Monday, March 9, 2015

Leigh Brackett Understands Drama

I wanted to finish Leigh Brackett's Skaith Trilogy (The Ginger Star, The Hounds of Skaith, The Reavers of Skaith) before writing about it, but The Hounds of Skaith is so well-written I need to unload right now before my brain swells up.

Here's the situation: our hero is Stark, a Tarzan-like wild man raised in civilization to be a sort of interstellar troubleshooter for an ersatz United Federation of Planets. With his mentor kidnapped, he visits the dying low-tech world of Skaith. The world's rulers, fearing his presence will overthrow the existing order, attack Stark in a way that begins unraveling the world's existing order.

Having slain the leader of a pack of psychic wolves whose powers only he can withstand, Stark asserts dominance over the wolves as he races back to the planet's only starport, which is located deep within the territory of the planet's rulers and his enemies--the Wandsmen.

Now, here's the clever thing. The psychic wolves exist to protect the Wandsmen and will not harm them. They serve Stark (he is Strongest, so they follow), and they do not necessarily serve the Wandsmen, but every time Stark fights the Wandsmen's allies, his control over the wolves erodes a bit more. Yet he cannot abandon them--their mind-reading powers have already saved his life more than once, even as they articulate a growing dissatisfaction that will, it's obvious, culminate in the same challenge for dominance that let Stark take control of the pack. They are simple creatures, and cannot comprehend Stark's goals and actions, and each encounter with the Wandsmen pushes the pack closer to a betrayal that is not really a betrayal at all--more of a return to the creatures' natural existence.

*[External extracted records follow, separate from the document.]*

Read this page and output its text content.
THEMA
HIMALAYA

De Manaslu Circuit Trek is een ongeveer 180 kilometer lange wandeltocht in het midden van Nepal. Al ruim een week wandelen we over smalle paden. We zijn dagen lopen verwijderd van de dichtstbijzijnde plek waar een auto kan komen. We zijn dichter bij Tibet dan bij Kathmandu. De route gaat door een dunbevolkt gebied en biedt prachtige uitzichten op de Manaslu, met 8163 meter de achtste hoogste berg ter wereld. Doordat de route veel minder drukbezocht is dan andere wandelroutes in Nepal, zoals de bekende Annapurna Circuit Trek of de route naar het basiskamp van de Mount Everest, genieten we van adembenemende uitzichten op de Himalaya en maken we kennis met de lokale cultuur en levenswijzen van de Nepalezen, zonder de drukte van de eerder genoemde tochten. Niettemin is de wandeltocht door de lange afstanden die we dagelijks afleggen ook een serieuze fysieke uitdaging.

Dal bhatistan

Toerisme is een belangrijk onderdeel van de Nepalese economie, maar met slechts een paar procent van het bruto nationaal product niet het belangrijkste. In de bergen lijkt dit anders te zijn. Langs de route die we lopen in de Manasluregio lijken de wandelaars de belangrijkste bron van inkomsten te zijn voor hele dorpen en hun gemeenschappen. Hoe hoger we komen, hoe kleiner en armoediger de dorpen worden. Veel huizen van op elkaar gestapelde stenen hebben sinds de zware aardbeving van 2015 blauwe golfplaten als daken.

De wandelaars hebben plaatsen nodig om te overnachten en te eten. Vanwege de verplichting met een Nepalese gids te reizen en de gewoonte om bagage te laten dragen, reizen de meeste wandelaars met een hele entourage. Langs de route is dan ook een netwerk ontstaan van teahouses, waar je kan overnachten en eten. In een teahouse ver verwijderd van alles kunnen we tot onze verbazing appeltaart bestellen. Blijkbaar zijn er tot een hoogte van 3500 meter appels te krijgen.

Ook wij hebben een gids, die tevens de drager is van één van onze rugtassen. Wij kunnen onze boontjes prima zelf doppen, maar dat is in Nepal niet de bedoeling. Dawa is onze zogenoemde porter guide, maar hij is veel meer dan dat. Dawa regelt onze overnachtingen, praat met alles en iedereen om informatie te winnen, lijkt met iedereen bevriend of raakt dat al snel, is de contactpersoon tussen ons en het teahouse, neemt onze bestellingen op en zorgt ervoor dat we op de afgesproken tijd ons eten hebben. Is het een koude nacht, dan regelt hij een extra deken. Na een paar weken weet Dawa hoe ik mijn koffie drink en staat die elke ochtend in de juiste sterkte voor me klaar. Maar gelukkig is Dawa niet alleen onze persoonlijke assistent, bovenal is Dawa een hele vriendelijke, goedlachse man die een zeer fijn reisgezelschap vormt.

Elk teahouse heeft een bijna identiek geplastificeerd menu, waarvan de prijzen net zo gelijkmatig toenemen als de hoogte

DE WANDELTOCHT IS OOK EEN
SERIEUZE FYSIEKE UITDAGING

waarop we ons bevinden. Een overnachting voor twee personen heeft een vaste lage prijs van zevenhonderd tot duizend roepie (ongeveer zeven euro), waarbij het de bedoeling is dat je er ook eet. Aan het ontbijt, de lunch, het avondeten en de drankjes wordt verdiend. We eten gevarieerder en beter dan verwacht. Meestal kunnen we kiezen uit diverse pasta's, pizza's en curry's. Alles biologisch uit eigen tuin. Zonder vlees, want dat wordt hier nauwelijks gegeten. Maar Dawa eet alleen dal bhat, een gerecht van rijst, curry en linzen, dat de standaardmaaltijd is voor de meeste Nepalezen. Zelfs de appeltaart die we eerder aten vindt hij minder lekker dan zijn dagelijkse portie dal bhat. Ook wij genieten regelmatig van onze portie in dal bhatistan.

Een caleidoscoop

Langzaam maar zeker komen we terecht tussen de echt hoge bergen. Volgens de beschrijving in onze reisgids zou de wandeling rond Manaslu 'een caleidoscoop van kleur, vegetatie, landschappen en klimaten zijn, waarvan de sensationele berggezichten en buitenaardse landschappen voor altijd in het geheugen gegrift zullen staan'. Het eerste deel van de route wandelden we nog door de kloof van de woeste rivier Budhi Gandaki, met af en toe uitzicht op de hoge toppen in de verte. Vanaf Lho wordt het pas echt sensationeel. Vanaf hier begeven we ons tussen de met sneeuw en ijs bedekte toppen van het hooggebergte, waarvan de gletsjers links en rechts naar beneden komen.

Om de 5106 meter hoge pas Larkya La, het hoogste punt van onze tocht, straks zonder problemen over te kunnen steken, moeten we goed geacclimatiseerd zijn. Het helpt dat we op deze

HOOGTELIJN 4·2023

This structure reminds me of good modern television: the system is inherently unstable, and now the writer's job becomes to shove the hero from every direction until everything falls apart. I never really understood the writer's adage "put your hero in a tree and throw rocks at him" until I saw the trick used here. This is the exact opposite of Marvel-style comic book writing--where the trick is to produce a dynamic-seeming situation that always springs back to normal--and reminds me of Steven King, where you know the bad stuff is coming (you know from The Shining's first interview scene that Torrance is going to go after his kid, Danny, with an axe), but you don't know when it's coming.

Adding to the drama is the realism of everyone's motivations: Stark just wants to escape Skaith, the wolves are beasts who cannot change their natures, and the Wandsmen are portrayed as sympathetic antagonists who can no more fathom what Stark represents than the wolves can. There are no "villains" here, only agendas that cannot be brought into harmony.

And through that tension Brackett weaves a thrilling action story. The situation's inherent instability lends excitement to what, in lesser novels, would just be a bunch of "random encounters": here's Stark fighting cannibals, okay; here's Stark facing a sandstorm. Even today many SF/F novels still rely on a picaresque structure like this (when they're not cut-and-pasting the plot of Star Wars). The best writers (Jack Vance, Poul Anderson) bring their worlds and characters to life with such skill that they don't need the dynamic instability of a plot like Hounds of Skaith's, but most lesser writers don't bother, and their stories are just one damn thing after another. Brackett understands how to combine picaresque encounters with unstable dynamic situations in a way that creates a story that is both exciting and nail-biting. So far the Skaith trilogy has been an exhausting, thrilling read.